There were too many excuses to bake this past weekend… the day of love, Mardi Gras, and I guess that’s it, but reason enough. I did simple cookies for Valentine’s Day gifts, but wanted to go for gold in honor of Fat Tuesday. Inspired by fried dough, I decided to go with beignets.
I was excited about my experiment and did not want to fail. Leading up to bake time, Brian kept referring to the fried dough as a paczki (poonch-key). He was right, on a lot of different levels: fried dough, a Fat Tuesday treat, but he was stuck in Poland and I was in New Orleans.

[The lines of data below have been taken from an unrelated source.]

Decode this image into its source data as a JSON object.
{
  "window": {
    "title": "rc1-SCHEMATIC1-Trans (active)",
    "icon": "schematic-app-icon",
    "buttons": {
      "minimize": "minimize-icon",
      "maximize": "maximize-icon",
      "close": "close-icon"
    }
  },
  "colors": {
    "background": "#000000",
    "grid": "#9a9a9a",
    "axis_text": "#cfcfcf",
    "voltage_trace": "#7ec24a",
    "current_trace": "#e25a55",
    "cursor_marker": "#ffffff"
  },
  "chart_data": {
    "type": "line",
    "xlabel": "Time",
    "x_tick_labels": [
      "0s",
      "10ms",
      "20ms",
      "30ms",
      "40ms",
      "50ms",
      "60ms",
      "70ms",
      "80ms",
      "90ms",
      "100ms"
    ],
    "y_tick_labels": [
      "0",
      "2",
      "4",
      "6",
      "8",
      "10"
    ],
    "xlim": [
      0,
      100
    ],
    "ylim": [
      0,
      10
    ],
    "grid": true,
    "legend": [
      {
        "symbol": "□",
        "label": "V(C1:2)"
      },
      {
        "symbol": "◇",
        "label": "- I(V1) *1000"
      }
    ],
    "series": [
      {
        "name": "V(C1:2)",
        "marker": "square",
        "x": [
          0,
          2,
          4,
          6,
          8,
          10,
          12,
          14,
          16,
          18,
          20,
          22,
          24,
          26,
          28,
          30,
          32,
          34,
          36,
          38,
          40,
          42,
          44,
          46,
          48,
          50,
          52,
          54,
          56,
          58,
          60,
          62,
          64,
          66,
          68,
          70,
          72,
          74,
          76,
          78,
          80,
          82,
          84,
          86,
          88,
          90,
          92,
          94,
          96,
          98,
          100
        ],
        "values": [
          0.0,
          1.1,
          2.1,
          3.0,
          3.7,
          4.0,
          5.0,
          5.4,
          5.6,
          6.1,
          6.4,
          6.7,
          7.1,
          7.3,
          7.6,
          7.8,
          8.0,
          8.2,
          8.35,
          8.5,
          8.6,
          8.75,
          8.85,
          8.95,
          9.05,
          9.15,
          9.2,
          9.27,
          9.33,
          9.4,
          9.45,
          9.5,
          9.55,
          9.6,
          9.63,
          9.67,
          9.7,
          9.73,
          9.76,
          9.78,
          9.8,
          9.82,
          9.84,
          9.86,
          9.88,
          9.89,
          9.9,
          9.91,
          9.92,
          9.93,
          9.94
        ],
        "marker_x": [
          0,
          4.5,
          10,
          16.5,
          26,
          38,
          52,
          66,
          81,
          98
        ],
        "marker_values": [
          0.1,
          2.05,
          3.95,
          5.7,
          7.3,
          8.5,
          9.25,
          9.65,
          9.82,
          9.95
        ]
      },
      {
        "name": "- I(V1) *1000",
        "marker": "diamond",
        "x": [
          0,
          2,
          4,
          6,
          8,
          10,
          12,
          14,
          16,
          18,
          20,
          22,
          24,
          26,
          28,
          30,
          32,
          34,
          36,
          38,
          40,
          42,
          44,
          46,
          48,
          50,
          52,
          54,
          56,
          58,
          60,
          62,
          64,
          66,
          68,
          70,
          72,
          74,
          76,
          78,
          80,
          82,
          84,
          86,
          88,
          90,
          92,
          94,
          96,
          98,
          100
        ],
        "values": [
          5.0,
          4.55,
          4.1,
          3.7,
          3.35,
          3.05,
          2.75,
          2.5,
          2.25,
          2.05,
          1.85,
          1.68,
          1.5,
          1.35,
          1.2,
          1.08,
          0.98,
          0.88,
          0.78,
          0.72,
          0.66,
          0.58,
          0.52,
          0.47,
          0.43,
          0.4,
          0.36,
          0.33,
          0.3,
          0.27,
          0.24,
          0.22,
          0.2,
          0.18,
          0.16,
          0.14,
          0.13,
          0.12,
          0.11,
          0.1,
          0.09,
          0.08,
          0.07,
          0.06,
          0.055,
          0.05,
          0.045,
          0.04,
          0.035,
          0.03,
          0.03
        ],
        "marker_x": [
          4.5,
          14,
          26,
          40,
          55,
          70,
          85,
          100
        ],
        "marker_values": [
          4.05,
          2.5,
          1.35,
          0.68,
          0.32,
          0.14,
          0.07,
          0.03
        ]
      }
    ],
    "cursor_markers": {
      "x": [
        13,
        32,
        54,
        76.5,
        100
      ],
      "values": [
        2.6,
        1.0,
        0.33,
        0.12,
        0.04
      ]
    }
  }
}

I made the dough, let it rise, fried it off, and topped it with loads of powdered sugar; I sampled… I liked. I really liked. I served my in-laws and scored big. I left the dough at their house, so they could fry up some fresh ones the next day. Brian just happened to stop by that morning to drop our dog off before a day of skiing and texted me, “we can’t stop eating the bin yays.” Close but no cigar.

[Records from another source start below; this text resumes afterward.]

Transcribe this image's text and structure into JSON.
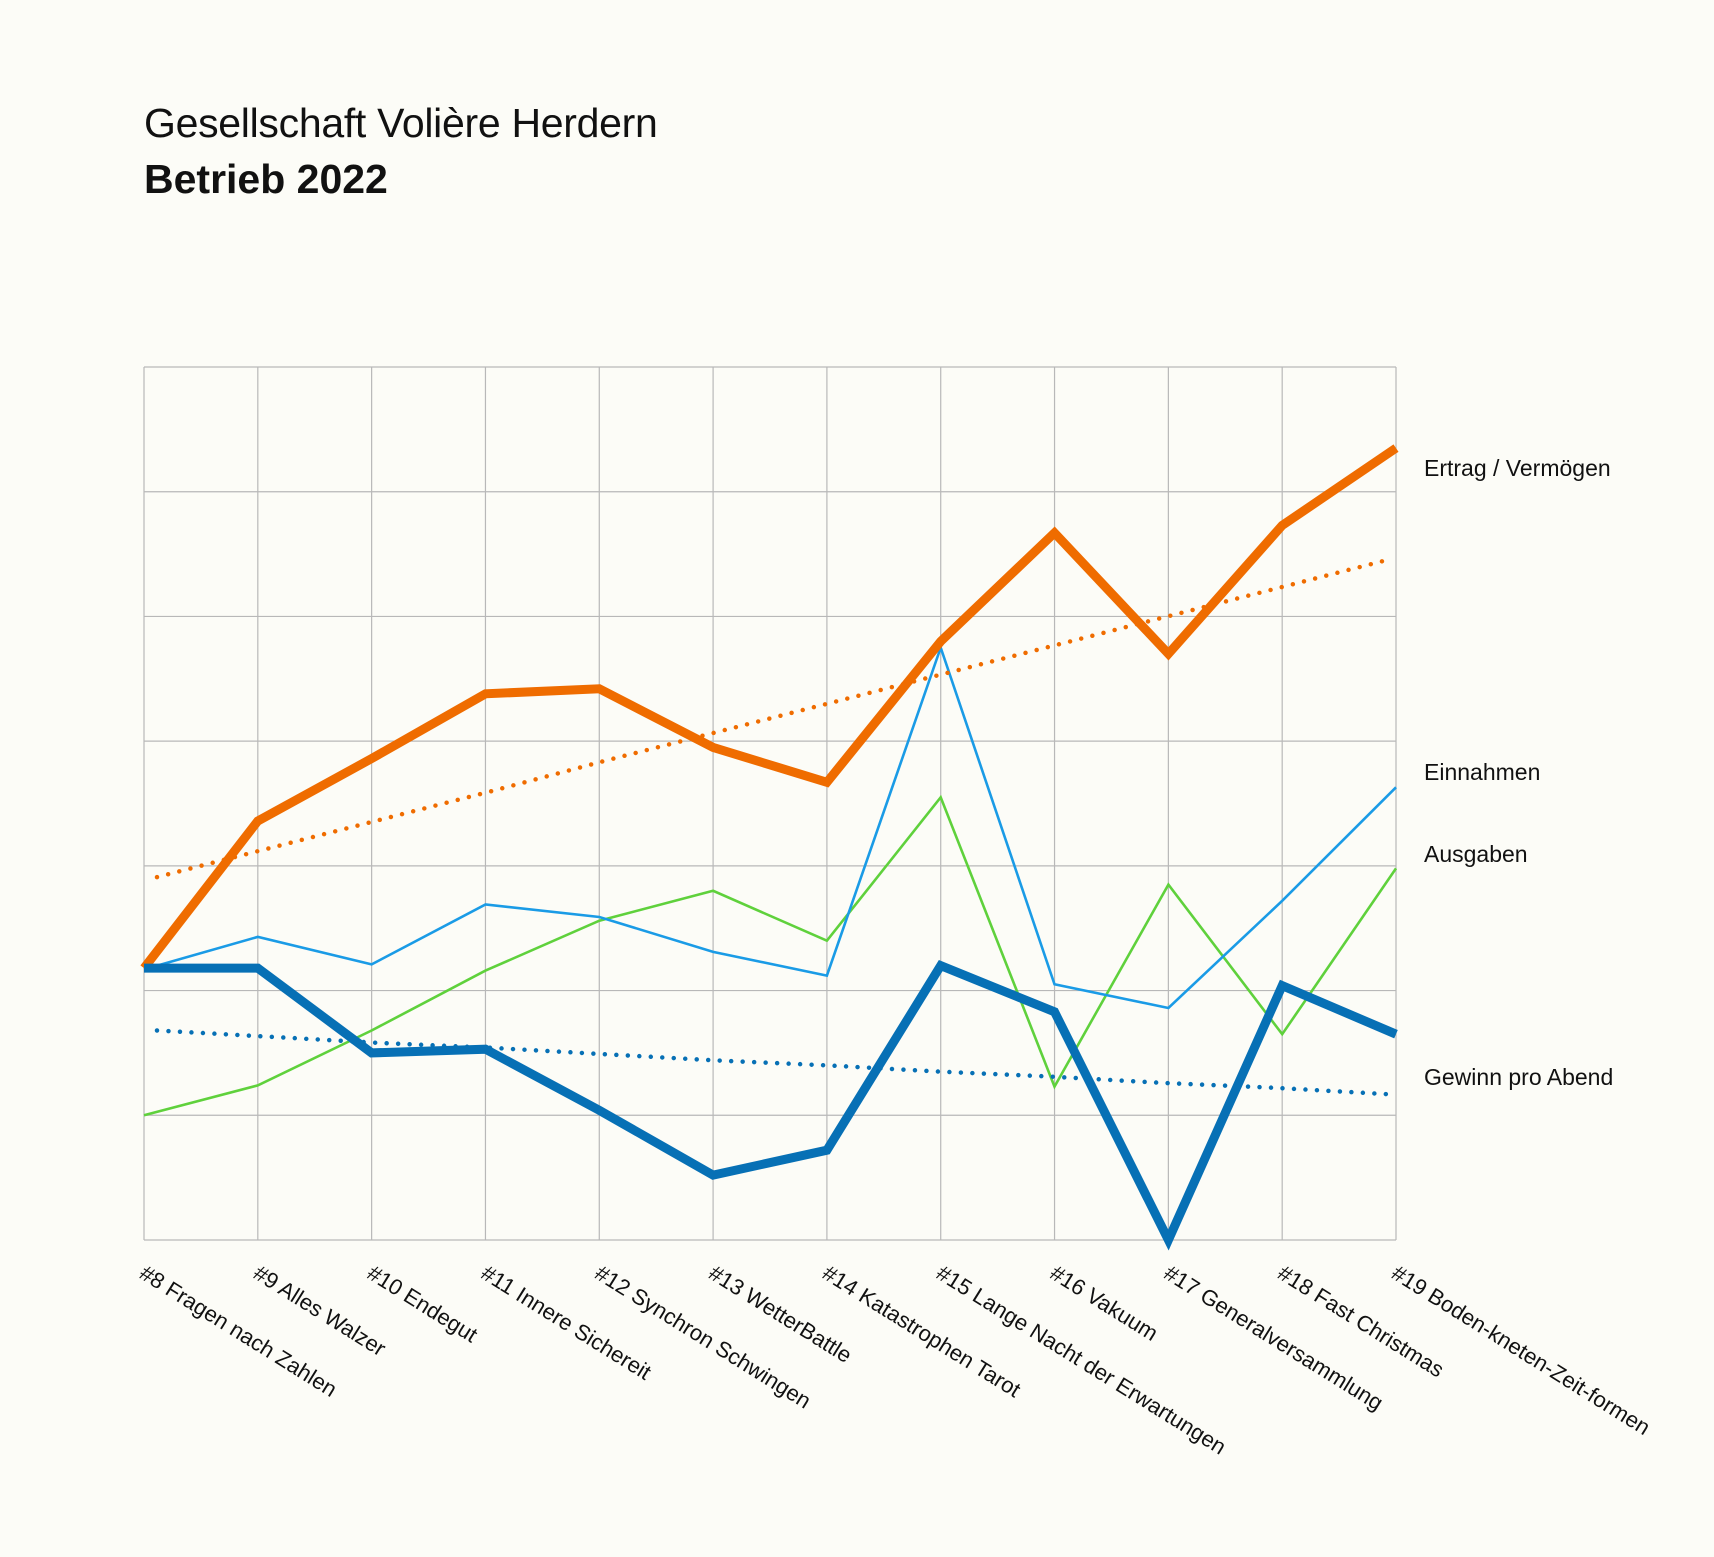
{
  "header": {
    "title": "Gesellschaft Volière Herdern",
    "subtitle": "Betrieb 2022"
  },
  "chart_data": {
    "type": "line",
    "title": "Gesellschaft Volière Herdern",
    "subtitle": "Betrieb 2022",
    "xlabel": "",
    "ylabel": "",
    "ylim": [
      0,
      7
    ],
    "grid": true,
    "y_tick_labels_shown": false,
    "categories": [
      "#8 Fragen nach Zahlen",
      "#9 Alles Walzer",
      "#10 Endegut",
      "#11 Innere Sichereit",
      "#12 Synchron Schwingen",
      "#13 WetterBattle",
      "#14 Katastrophen Tarot",
      "#15 Lange Nacht der Erwartungen",
      "#16 Vakuum",
      "#17 Generalversammlung",
      "#18 Fast Christmas",
      "#19 Boden-kneten-Zeit-formen"
    ],
    "series": [
      {
        "name": "Ertrag / Vermögen",
        "color": "#ef6c00",
        "style": "thick",
        "values": [
          2.18,
          3.36,
          3.86,
          4.38,
          4.42,
          3.95,
          3.67,
          4.8,
          5.67,
          4.7,
          5.73,
          6.35
        ]
      },
      {
        "name": "Ertrag / Vermögen trend",
        "color": "#ef6c00",
        "style": "dotted",
        "values": [
          2.91,
          3.14,
          3.37,
          3.6,
          3.84,
          4.07,
          4.3,
          4.53,
          4.76,
          4.99,
          5.22,
          5.45
        ]
      },
      {
        "name": "Einnahmen",
        "color": "#1a9be6",
        "style": "thin",
        "values": [
          2.17,
          2.43,
          2.21,
          2.69,
          2.59,
          2.31,
          2.12,
          4.75,
          2.05,
          1.86,
          2.72,
          3.63
        ]
      },
      {
        "name": "Ausgaben",
        "color": "#5fd13c",
        "style": "thin",
        "values": [
          1.0,
          1.24,
          1.68,
          2.16,
          2.56,
          2.8,
          2.4,
          3.55,
          1.23,
          2.85,
          1.65,
          2.98
        ]
      },
      {
        "name": "Gewinn pro Abend",
        "color": "#0770b5",
        "style": "thick",
        "values": [
          2.18,
          2.18,
          1.5,
          1.53,
          1.04,
          0.52,
          0.72,
          2.2,
          1.83,
          0.0,
          2.04,
          1.65
        ]
      },
      {
        "name": "Gewinn pro Abend trend",
        "color": "#0770b5",
        "style": "dotted",
        "values": [
          1.68,
          1.63,
          1.58,
          1.54,
          1.49,
          1.44,
          1.4,
          1.35,
          1.31,
          1.26,
          1.22,
          1.17
        ]
      }
    ],
    "legend": "right, labels at line ends",
    "series_labels": [
      {
        "text": "Ertrag / Vermögen",
        "series": "Ertrag / Vermögen"
      },
      {
        "text": "Einnahmen",
        "series": "Einnahmen"
      },
      {
        "text": "Ausgaben",
        "series": "Ausgaben"
      },
      {
        "text": "Gewinn pro Abend",
        "series": "Gewinn pro Abend"
      }
    ]
  }
}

Today, I’m headed to Dinkel’s Bakery on Chicago’s northside–they are famous for their paczkis. I will complete the fried dough trinity just before Lent (although, I’m not giving anything up this year). Brian and I will finally be on the same page. Perfect.
Buttermilk Beignets
adapted from: DamGoodSweet: Desserts to Satisfy Your Sweet Tooth, New Orleans Style
3/4 cup whole milk
1 1/2 cups buttermilk
4 tsp active dry yeast
2 1/2 TBS sugar
~3 1/2 cups bread flour++
1/2 tsp baking soda
1/4 tsp salt
canola oil for frying
salt to taste
confectioners’ sugar
In a small saucepan heat the whole milk over medium heat until small bubbles start to form. Remove from the heat and add the buttermilk. Quickly add the mixture to a stand mixer bowl; whisk in the yeast and sugar, let rest for five minutes. Add the flour, baking soda, and salt and mix on low (with the hook attachment) until the ingredients are moist; approximately three to four minutes. Increase the speed to medium and watch the dough until a loose dough ball forms (while still wet and tacky). This is where the approximate flour measurement comes in–continue adding small amounts of flour if needed until the dough ball forms–approximately one to two minutes. Cover the bowl with plastic wrap and let the dough rest for one hour.

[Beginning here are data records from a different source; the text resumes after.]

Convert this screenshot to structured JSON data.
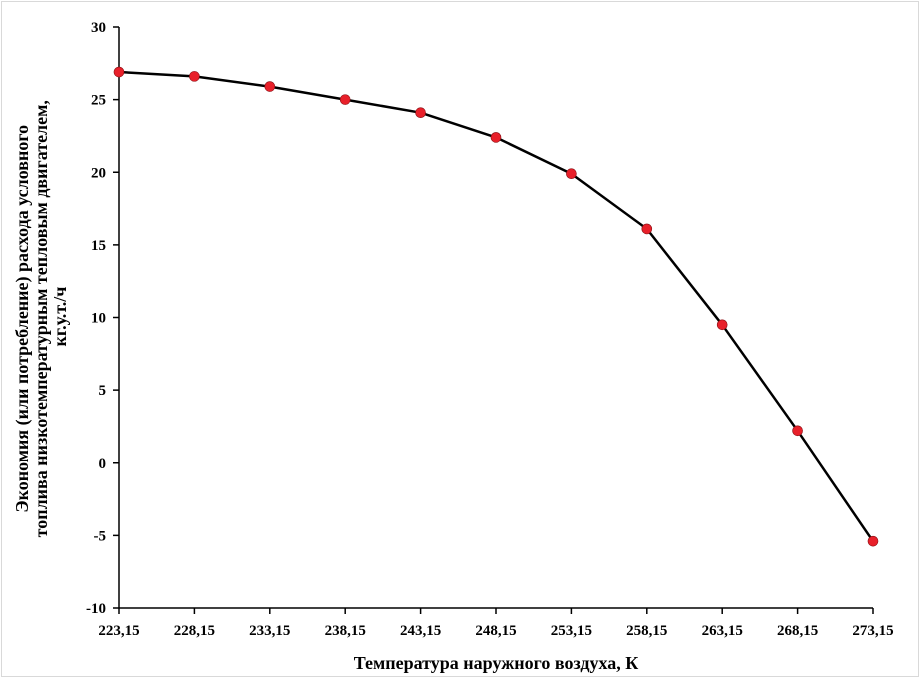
{
  "chart_data": {
    "type": "line",
    "xlabel": "Температура наружного воздуха, К",
    "ylabel_lines": [
      "Экономия (или потребление) расхода условного",
      "топлива  низкотемпературным тепловым двигателем,",
      "кг.у.т./ч"
    ],
    "x_tick_labels": [
      "223,15",
      "228,15",
      "233,15",
      "238,15",
      "243,15",
      "248,15",
      "253,15",
      "258,15",
      "263,15",
      "268,15",
      "273,15"
    ],
    "x": [
      223.15,
      228.15,
      233.15,
      238.15,
      243.15,
      248.15,
      253.15,
      258.15,
      263.15,
      268.15,
      273.15
    ],
    "y_ticks": [
      30,
      25,
      20,
      15,
      10,
      5,
      0,
      -5,
      -10
    ],
    "ylim": [
      -10,
      30
    ],
    "series": [
      {
        "values": [
          26.9,
          26.6,
          25.9,
          25.0,
          24.1,
          22.4,
          19.9,
          16.1,
          9.5,
          2.2,
          -5.4
        ],
        "line_color": "#000000",
        "marker_color": "#e8202a"
      }
    ],
    "grid": false,
    "legend": "none"
  }
}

Pour enough canola oil into a medium, heavy gauge pot to fry the beignets (~two to three inches high). Meanwhile, lightly flour your workspace and lay out the dough. Heat until the temprature reaches 375F or a test piece of dough goldens in the oil. Gently knead (a few folds) the dough. Use a floured rolling pin to roll out the dough; roll until 1/2 – 1/3 inch thick. Cut the dough (using a pizza wheel) into 1 1/2 inch squares. (*note the dough can be made up to eight hours in advance; at this point place the dough squares on a parchment lined sheet tray, covered in the refrigerator.)
Place the dough squares into the hot oil. Turn often and remove when golden. Place on a paper towel lined plate. Coat with sifted powdered sugar and a touch of sea salt when warm.